An approachable past, an anchored present and an attainable future are the basic components of the traditional Jewish sense of time and of history. I first learned that lesson from the Rav זצ"ל. Later, my appreciation of this sophisticated view of history was deepened by studying with the late Yosef Haim Yerushalmi, and by reading Geoffrey Barraclough, Mircea Eliade and Aron Gurevitch.
That kind of merging of Past, Present and Future are reinforced for me daily by living in Israel.
As I write these words, I am seated in the Reading Room of the National Library in Givat Ram (Jerusalem). It's very quiet here, as the patrons of the library are (largely) well-behaved. There are great minds seated around me, and there are great researches into the past of our people, our religion and our civilization developing on the perennial green tables that furnish this room. The stillness, for me, invokes the timeless nature of the pursuits that its patrons undertake.

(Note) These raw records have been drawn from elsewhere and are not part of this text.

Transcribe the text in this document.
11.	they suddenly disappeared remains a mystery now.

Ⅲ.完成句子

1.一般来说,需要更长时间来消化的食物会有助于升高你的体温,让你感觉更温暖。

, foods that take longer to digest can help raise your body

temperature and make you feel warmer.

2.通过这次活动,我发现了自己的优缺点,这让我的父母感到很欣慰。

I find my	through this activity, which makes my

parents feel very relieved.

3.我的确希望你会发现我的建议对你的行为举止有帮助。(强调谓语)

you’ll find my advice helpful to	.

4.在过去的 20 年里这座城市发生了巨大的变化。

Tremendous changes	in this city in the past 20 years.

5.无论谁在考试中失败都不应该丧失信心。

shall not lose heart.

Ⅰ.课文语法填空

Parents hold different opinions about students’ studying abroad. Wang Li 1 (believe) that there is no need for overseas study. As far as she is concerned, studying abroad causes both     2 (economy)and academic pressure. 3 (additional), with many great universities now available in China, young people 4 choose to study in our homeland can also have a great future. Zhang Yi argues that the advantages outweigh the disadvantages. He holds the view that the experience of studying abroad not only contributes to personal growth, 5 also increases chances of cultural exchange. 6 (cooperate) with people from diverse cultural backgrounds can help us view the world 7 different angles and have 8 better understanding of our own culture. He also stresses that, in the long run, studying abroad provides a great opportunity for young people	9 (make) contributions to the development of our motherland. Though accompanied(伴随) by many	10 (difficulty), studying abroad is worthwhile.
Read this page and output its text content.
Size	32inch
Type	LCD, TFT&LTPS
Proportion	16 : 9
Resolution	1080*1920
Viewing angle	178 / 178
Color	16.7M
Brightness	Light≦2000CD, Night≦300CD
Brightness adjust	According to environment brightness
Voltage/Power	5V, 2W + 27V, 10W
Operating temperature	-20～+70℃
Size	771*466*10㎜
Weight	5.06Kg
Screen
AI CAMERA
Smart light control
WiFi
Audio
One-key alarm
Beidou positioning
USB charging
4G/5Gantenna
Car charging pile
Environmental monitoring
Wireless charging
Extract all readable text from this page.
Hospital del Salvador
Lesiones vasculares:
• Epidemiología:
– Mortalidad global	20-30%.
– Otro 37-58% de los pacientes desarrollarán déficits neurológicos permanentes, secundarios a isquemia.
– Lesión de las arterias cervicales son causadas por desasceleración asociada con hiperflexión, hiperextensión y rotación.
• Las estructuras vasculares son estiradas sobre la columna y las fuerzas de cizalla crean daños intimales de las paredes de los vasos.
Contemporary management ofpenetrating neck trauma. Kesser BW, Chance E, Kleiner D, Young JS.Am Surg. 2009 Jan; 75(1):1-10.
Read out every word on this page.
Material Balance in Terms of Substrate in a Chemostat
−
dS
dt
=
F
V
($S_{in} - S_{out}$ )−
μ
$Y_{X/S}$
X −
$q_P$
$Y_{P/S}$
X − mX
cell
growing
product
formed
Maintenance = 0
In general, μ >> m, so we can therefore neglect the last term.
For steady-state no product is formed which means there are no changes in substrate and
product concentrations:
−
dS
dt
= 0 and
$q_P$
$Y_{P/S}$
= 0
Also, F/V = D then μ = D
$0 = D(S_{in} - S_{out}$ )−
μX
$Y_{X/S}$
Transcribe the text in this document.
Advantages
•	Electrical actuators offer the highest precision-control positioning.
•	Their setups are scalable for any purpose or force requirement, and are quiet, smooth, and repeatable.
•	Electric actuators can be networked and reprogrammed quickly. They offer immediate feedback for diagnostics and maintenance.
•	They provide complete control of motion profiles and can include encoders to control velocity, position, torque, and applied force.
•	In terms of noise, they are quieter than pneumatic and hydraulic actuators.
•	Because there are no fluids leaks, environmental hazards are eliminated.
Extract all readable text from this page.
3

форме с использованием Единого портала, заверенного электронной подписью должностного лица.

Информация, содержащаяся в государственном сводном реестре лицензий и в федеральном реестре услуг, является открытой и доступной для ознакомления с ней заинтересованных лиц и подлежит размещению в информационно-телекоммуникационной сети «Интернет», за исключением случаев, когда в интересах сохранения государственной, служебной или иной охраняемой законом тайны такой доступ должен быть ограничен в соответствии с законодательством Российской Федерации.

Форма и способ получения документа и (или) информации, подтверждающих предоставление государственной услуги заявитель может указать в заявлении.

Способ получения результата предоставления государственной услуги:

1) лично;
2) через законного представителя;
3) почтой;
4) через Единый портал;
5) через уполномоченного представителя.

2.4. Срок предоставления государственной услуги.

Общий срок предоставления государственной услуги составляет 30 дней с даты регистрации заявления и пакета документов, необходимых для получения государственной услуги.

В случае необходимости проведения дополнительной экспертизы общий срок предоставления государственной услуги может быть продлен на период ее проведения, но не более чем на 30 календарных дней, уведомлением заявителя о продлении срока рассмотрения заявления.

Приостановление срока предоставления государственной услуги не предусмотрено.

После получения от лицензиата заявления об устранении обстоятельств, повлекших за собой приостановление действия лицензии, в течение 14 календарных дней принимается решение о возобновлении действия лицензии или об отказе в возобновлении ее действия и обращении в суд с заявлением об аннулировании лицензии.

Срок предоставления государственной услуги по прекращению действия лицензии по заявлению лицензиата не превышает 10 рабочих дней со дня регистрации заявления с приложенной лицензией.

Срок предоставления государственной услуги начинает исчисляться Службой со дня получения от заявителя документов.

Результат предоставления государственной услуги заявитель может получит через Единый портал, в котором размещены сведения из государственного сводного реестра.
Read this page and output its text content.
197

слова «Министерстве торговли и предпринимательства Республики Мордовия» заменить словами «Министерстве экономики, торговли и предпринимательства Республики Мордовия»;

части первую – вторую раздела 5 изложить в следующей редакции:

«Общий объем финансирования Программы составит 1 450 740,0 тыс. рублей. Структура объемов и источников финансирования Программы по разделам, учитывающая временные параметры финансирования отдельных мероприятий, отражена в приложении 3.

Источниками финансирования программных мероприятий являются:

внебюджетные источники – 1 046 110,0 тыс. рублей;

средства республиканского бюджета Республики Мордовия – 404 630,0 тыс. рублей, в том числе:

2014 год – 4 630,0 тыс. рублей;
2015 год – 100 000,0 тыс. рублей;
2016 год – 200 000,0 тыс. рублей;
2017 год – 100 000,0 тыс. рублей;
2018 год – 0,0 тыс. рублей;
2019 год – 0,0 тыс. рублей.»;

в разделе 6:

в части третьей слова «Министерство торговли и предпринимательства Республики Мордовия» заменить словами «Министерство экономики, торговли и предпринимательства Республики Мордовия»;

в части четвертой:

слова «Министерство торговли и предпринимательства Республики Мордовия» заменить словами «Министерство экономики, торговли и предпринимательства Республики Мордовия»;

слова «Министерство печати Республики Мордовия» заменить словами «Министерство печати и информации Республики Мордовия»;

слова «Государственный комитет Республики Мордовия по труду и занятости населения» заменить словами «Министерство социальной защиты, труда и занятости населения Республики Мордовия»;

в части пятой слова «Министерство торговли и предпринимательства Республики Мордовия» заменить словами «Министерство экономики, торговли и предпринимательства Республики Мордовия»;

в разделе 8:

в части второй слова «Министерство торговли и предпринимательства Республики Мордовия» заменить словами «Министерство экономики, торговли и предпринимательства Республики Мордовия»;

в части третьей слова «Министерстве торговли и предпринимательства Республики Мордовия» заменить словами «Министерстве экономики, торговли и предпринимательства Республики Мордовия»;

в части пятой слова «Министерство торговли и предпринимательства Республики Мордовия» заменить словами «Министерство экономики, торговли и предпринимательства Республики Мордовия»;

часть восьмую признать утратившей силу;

Yet, it was not always so quiet or pastoral here. Forty three years ago, Jordanian guns opened up on West Jerusalem and shelled it. The shells fell not far from where I am sitting. The verdant campus outside was a staging area for the Israeli counter-attack that liberated Jerusalem, and the Temple Mount. Some of the predecessors of my colleagues in this room were killed either by shells, or in the fight to liberate the City of God, bedrock of Judaism and the Jewish People, Jerusalem.
In my imagination I can hear the shells scream overhead. They resound in the silence of this room, where the eternity of Torah and of Israel is retrieved, recorded and advanced. The quiet determination of the scholars here, along with the whispers of eternity, betray a secret that our enemies have never quite understood. Long after the Jihadists, long after the Radical Left and Radical Right have all been consigned to the dustbin of history, there will be Jews in Jerusalem; celebrating Jerusalem; studying Torah, researching our past and securing our future, here.
That's not kitsch. It's not maudlin jingoism. It's an existential reality. All you need to do is listen to the echoes of the shells in the silence, and the cry of הר הבית בידינו.